DOM« DOM JUAN OU LE FESTIN DE PIERRE », réalisé par Marcel Bluwal d’après l’œuvre de Molière, fait partie des grands classiques de la télévision française, qui produisait alors des films de prestige, tournés en 35MM, aussi ambitieux dans la forme que dans le fond. Cela a bien changé depuis !

L’adaptation, tout en extérieurs, est parfaitement « aérée », découpée, mettant en valeur le texte et surtout les comédiens magnifiquement choisis. À quarante ans, Michel Piccoli trouve un des rôles de sa vie, endossant avec sa morgue et son mystère, la défroque de ce séducteur compulsif, cynique et hautain, d’un égoïsme effarant et d’une indifférence suicidaire, même face à la mort. Vraiment difficile d’imaginer quelqu’un d’autre dans le rôle. Face à lui, Claude Brasseur est un Sganarelle réjouissant, même si parfois irritant à force de tics et de facilités de jeu. Le face-à-face avec Piccoli au style diamétralement opposé, fonctionne à merveille. Tous les rôles secondaires sont impeccables, à commencer par Lucien Nat en père meurtri ou la délicieuse Josée Steiner en paysanne séduite. À peine pourra-t-on tiquer sur le numéro d’Angelo Bardi qui prend un tel accent que son long monologue est quasiment inintelligible. Pourquoi prend-il une telle place ? Mystère…
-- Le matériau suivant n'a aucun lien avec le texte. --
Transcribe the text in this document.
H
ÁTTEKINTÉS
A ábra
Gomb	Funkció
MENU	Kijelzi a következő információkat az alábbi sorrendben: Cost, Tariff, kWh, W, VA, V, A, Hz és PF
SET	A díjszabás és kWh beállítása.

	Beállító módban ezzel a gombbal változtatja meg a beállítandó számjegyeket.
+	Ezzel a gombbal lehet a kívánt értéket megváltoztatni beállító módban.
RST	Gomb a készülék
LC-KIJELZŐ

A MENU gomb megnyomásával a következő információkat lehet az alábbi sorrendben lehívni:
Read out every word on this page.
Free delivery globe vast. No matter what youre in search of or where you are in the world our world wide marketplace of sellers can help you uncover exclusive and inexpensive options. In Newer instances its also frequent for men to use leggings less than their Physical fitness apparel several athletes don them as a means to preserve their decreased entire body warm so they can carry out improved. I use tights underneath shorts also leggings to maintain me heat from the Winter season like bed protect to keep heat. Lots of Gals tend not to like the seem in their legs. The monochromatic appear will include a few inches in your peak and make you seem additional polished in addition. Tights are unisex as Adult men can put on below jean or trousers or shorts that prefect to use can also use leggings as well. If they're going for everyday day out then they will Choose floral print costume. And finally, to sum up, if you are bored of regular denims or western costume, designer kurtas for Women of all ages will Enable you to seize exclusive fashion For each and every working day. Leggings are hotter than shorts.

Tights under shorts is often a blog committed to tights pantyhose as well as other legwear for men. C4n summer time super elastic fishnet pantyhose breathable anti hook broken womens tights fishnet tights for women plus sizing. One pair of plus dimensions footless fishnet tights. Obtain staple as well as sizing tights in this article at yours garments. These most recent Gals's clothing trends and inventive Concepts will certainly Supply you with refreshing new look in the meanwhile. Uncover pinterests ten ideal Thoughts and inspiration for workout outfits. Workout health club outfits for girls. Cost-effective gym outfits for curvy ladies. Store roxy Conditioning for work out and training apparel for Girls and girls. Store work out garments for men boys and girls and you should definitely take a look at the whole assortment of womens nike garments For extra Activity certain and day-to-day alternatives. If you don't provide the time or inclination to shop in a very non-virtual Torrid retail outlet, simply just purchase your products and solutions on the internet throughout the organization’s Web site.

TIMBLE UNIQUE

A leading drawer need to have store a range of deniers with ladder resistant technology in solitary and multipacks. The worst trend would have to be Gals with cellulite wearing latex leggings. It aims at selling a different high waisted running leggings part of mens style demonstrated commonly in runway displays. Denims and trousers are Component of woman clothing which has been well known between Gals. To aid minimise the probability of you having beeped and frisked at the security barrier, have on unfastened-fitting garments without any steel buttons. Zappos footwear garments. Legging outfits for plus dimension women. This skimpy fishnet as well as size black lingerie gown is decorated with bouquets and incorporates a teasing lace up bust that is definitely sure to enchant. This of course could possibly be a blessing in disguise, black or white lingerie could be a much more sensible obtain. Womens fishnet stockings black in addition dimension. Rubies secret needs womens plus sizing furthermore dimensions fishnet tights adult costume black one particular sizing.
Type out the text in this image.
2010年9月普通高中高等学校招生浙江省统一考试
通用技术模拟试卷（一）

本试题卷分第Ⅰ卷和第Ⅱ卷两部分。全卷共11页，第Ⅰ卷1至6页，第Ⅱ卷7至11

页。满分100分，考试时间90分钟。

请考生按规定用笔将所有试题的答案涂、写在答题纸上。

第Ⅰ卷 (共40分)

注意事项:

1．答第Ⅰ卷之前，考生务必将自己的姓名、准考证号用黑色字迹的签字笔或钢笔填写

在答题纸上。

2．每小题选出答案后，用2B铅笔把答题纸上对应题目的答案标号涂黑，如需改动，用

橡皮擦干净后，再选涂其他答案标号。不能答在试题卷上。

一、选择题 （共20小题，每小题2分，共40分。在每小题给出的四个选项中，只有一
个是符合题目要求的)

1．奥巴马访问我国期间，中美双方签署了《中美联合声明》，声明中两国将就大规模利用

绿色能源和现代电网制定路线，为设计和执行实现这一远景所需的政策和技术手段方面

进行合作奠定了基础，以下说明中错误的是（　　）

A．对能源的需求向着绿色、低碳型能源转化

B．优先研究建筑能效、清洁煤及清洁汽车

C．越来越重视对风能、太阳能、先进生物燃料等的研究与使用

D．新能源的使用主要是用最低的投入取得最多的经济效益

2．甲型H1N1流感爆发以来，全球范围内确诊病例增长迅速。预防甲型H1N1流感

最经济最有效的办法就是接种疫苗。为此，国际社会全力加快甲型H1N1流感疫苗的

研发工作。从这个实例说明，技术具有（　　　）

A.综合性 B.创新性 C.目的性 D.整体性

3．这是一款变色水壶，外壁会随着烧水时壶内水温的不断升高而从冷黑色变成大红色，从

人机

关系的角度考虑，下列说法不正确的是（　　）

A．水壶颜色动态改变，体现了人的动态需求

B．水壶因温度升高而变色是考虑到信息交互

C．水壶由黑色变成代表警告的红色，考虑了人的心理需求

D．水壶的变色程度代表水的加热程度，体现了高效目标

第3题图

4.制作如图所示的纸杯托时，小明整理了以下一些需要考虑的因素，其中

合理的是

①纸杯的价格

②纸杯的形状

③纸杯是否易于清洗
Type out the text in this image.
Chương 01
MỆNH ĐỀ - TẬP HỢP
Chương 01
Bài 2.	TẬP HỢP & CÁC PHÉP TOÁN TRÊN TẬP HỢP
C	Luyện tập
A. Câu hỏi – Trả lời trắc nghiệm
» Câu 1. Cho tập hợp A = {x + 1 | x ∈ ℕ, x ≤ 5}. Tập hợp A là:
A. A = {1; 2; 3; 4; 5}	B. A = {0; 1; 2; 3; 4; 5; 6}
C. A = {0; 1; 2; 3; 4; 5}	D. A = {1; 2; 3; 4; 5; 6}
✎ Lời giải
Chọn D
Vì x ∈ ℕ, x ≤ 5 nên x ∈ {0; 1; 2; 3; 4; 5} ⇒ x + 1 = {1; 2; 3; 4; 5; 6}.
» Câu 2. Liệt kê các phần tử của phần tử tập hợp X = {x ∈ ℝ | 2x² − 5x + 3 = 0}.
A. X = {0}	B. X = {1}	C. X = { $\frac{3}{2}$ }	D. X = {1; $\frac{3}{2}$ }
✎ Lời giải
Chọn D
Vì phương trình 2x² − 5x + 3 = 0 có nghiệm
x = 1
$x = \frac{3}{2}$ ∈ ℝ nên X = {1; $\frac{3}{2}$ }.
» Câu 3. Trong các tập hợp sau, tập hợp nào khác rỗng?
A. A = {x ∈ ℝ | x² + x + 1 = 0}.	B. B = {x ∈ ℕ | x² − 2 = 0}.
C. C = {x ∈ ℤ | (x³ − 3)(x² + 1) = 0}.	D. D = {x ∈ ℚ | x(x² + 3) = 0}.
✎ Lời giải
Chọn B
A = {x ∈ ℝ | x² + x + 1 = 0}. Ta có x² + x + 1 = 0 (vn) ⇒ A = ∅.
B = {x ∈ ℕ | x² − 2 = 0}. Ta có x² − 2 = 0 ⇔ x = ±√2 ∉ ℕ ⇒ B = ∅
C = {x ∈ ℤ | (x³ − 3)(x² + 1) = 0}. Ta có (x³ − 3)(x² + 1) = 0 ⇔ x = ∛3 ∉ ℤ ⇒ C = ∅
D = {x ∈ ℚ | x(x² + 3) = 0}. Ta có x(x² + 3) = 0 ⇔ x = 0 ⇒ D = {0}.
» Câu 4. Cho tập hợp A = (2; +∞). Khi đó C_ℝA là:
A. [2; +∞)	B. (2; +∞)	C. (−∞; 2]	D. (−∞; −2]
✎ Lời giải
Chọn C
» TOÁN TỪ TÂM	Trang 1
L’intelligence des acteurs, l’adresse de la mise-en-scène rendent le texte de Molière complètement accessible. Il y a de très beaux gros-plans de visages, de belles ambiances de forêt et la musique de Mozart fait le reste. C’est de la grande télévision, tellement ambitieuse qu’on fermera les yeux sur une statue du Commandeur bien peu convaincante, à la limite du ridicule et une conclusion trop rapidement expédiée.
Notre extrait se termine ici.